Connect with us

Bukan Diplomat Pejambon Biasa

Nara Masista RakhmatiaFoto: ABC News

Tepat setahun lalu, di bulan yang sama, warganet ramai membicarakan namanya. Ia diperbincangkan karena keberaniannya memarahi pemimpin 6 negara yang saat itu mengecam Indonesia.

Dengan lantang, ia membalas dan membacakan protes keras Indonesia atas tudingan pelanggaran HAM oleh enam negara di Kepulauan Pasifik yakni; Kepulauan Solomon, Vanuatu, Nauru, Kepulauan Marshall, Tuvalu dan Tonga. Sudah ingat?

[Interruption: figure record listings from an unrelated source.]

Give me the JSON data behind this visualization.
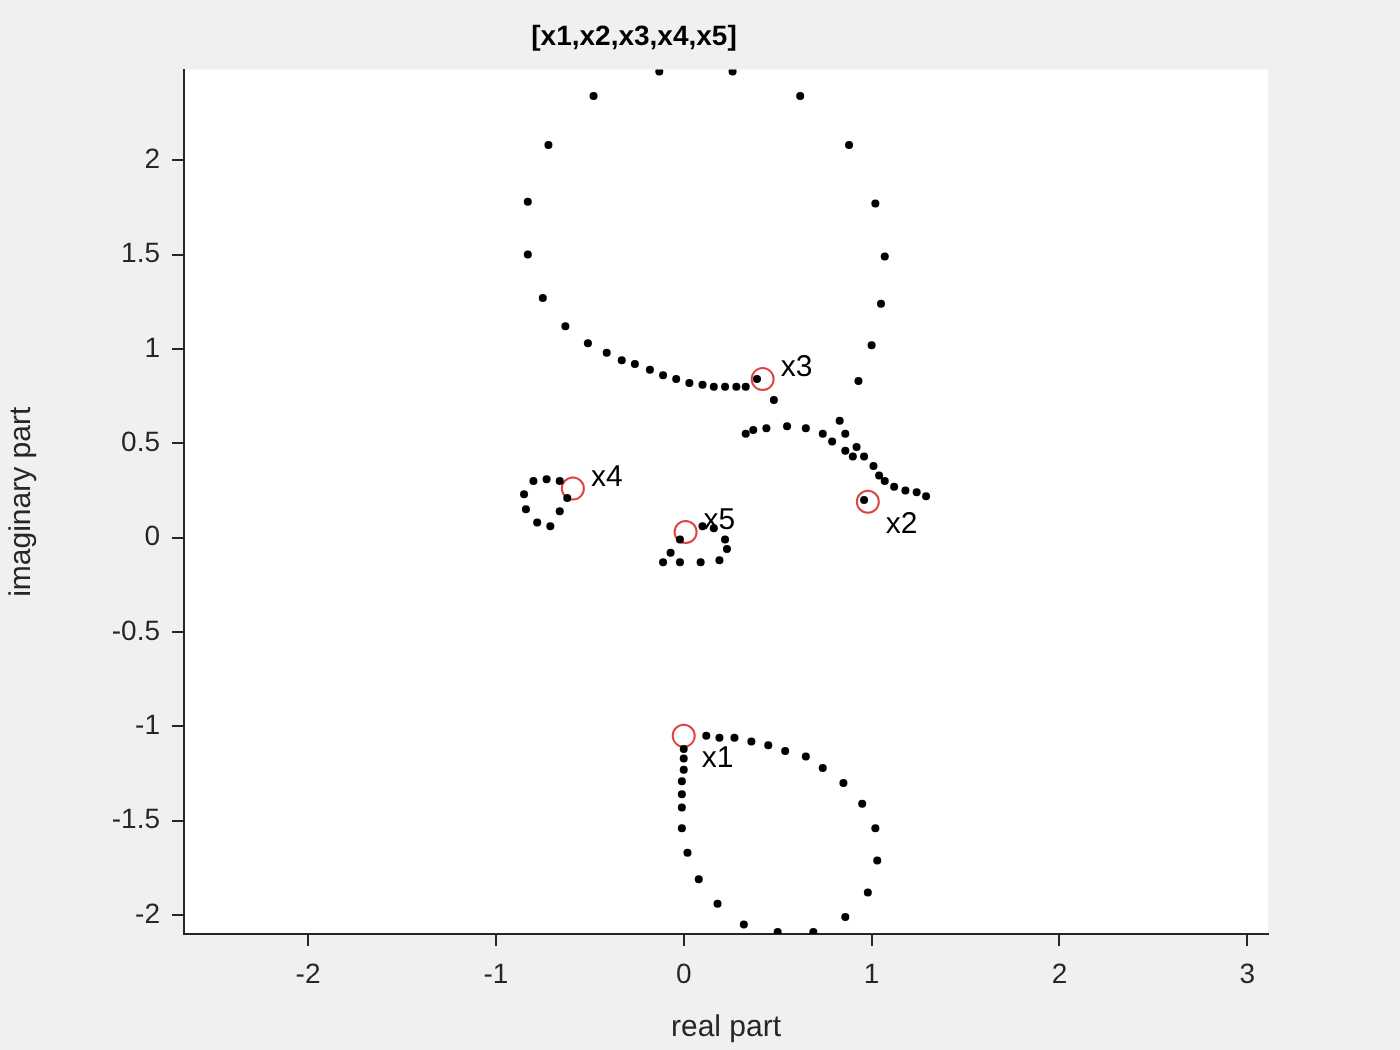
{
  "chart_data": {
    "type": "scatter",
    "title": "[x1,x2,x3,x4,x5]",
    "xlabel": "real part",
    "ylabel": "imaginary part",
    "xlim": [
      -2.66,
      3.11
    ],
    "ylim": [
      -2.1,
      2.48
    ],
    "xticks": [
      -2,
      -1,
      0,
      1,
      2,
      3
    ],
    "yticks": [
      -2,
      -1.5,
      -1,
      -0.5,
      0,
      0.5,
      1,
      1.5,
      2
    ],
    "grid": false,
    "legend": false,
    "marker": "circle",
    "series": [
      {
        "color": "#000000",
        "x": [
          -0.13,
          0.26,
          -0.48,
          0.62,
          -0.72,
          0.88,
          -0.83,
          1.02,
          -0.83,
          1.07,
          -0.75,
          1.05,
          -0.63,
          1.0,
          -0.51,
          -0.41,
          -0.33,
          -0.26,
          -0.18,
          -0.11,
          -0.04,
          0.03,
          0.1,
          0.16,
          0.22,
          0.28,
          0.33,
          0.39,
          0.93,
          0.48,
          0.83,
          0.86,
          0.92,
          0.96,
          1.01,
          1.04,
          1.07,
          1.12,
          1.18,
          1.24,
          1.29,
          0.96,
          0.33,
          0.37,
          0.44,
          0.55,
          0.65,
          0.74,
          0.79,
          0.86,
          0.9,
          -0.8,
          -0.85,
          -0.84,
          -0.78,
          -0.71,
          -0.66,
          -0.62,
          -0.73,
          -0.66,
          -0.02,
          -0.07,
          -0.11,
          -0.02,
          0.09,
          0.19,
          0.23,
          0.22,
          0.16,
          0.1,
          0.12,
          0.19,
          0.27,
          0.36,
          0.45,
          0.54,
          0.65,
          0.74,
          0.85,
          0.95,
          1.02,
          1.03,
          0.98,
          0.86,
          0.69,
          0.5,
          0.32,
          0.18,
          0.08,
          0.02,
          -0.01,
          -0.01,
          -0.01,
          -0.01,
          0.0,
          0.0,
          0.0
        ],
        "values": [
          2.47,
          2.47,
          2.34,
          2.34,
          2.08,
          2.08,
          1.78,
          1.77,
          1.5,
          1.49,
          1.27,
          1.24,
          1.12,
          1.02,
          1.03,
          0.98,
          0.94,
          0.92,
          0.89,
          0.86,
          0.84,
          0.82,
          0.81,
          0.8,
          0.8,
          0.8,
          0.8,
          0.84,
          0.83,
          0.73,
          0.62,
          0.55,
          0.48,
          0.43,
          0.38,
          0.33,
          0.3,
          0.27,
          0.25,
          0.24,
          0.22,
          0.2,
          0.55,
          0.57,
          0.58,
          0.59,
          0.58,
          0.55,
          0.51,
          0.46,
          0.43,
          0.3,
          0.23,
          0.15,
          0.08,
          0.06,
          0.14,
          0.21,
          0.31,
          0.3,
          -0.01,
          -0.08,
          -0.13,
          -0.13,
          -0.13,
          -0.12,
          -0.06,
          -0.01,
          0.05,
          0.06,
          -1.05,
          -1.06,
          -1.06,
          -1.08,
          -1.1,
          -1.13,
          -1.16,
          -1.22,
          -1.3,
          -1.41,
          -1.54,
          -1.71,
          -1.88,
          -2.01,
          -2.09,
          -2.09,
          -2.05,
          -1.94,
          -1.81,
          -1.67,
          -1.54,
          -1.43,
          -1.36,
          -1.29,
          -1.23,
          -1.17,
          -1.12
        ]
      },
      {
        "color": "#e04040",
        "x": [
          0.0,
          0.98,
          0.42,
          -0.59,
          0.01
        ],
        "values": [
          -1.05,
          0.19,
          0.84,
          0.26,
          0.03
        ]
      }
    ],
    "annotations": [
      {
        "text": "x1",
        "x": 0.0,
        "y": -1.05
      },
      {
        "text": "x2",
        "x": 0.98,
        "y": 0.19
      },
      {
        "text": "x3",
        "x": 0.42,
        "y": 0.84
      },
      {
        "text": "x4",
        "x": -0.59,
        "y": 0.26
      },
      {
        "text": "x5",
        "x": 0.01,
        "y": 0.03
      }
    ]
  }
}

Ya, dia adalah Nara Masista Rakhmatia.

Nara yang saat itu berusia 33 tahun, memang hanya bertugas membacakan pernyataan pemerintah Indonesia di Sidang Umum PBB. Namun di situlah Indonesia kemudian dipandang dan disegani karena ketegasannya. Pujian pun membanjiri Nara dan menginspirasi banyak pemuda menjadi lebih berani menentang negara yang melecehkan Indonesia.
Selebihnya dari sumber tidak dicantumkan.